4Wilson v. McVay, 193 III. App. 417 (1914).
5People v. Pullman, 166 App. Div. 99: 151 N. Y. Suppl. 741 (1915).
6People v. Pease & Elliman, Inc., 173 App. Div. 752, 758 (1916).
It provides only that no factory shall be conducted in any building theretofore erected unless the two means of exit shall be provided. It is not the failure to equip the building in the prescribed manner that violates the law, it is the maintenance of a factory in a building not properly equipped, and the violation can be terminated either by altering the building or by discontinuing the factory. Under Section 94 both the actual owner and the respective tenants are made responsible if a factory is conducted in a building in violation of Section 79b, and I think it is clear that the agent in charge of the building should likewise be held responsible.
"The agent knows whether the building complies with the requirements of Section 79b.

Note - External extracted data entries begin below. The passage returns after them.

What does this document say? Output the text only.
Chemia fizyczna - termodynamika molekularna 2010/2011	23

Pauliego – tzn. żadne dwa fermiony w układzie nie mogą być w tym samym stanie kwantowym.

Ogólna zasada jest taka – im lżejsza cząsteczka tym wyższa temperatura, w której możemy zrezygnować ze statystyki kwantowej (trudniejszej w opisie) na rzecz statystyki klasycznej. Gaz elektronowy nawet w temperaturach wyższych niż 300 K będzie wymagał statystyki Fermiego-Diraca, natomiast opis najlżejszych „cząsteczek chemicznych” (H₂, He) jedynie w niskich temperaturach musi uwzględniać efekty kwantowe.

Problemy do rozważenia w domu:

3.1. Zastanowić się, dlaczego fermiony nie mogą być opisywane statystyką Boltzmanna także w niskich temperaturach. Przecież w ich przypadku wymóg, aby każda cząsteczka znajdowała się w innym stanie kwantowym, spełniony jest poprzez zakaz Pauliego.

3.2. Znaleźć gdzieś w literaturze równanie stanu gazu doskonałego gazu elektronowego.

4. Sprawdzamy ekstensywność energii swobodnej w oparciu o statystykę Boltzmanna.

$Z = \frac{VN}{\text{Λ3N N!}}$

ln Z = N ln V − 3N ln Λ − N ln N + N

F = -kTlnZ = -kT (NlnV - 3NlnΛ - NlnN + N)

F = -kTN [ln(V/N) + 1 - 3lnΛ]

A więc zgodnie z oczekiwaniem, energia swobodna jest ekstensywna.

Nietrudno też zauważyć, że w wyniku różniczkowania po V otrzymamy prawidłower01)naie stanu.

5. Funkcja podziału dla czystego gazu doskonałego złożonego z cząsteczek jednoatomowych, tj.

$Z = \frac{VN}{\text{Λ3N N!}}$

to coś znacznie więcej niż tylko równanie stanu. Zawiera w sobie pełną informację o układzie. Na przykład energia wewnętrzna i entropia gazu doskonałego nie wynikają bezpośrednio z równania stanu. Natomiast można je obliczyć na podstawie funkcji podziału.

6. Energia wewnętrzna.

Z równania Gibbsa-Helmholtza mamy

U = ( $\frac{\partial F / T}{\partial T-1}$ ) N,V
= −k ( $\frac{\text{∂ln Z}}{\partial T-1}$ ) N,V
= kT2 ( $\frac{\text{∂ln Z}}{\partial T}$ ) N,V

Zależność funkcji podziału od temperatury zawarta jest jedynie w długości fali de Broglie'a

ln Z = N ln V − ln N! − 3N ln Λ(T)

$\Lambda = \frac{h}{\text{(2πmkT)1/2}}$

He also knows whether the leases permit the tenants to conduct factories in the building. If factories are permitted in the leases in a building not conforming to the law there is no reason why the agent should not be held responsible. If a tenant conducts a factory without permission to do so in his lease in violation of the law the agent is sure to find it out and it is his duty to see that the violation is stopped. If he continues to act as agent for the building, knowing that the law is being violated there, he should also be held responsible for the violation. His liability is based upon the existing condition of affairs and not upon the owner's failure to make alterations."
Two of the five judges of the Appellate Division dissented, saying in part: "It seems to me that to hold, under these circumstances, that the defendant was an 'agent in charge of the property' is to strain the language of the statute beyond all reason. An agent 'in charge of property must mean an agent who has some authority and responsibility regarding it, and when an agent is sought to be held criminally liable for having failed to do something regarding the property, it should at least appear that the terms of his agency were such that he had the power to do that for the non-doing of which he is sought to be punished as a criminal. It is no answer to say that he ought to insist upon having such power, for the terms of an agency are in general, to be determined by the principal. The act is doubtless a highly beneficial one which should be strictly enforced, but not by prosecuting as violators persons who had no power of compliance, and are, therefore, innocent of wrongdoing."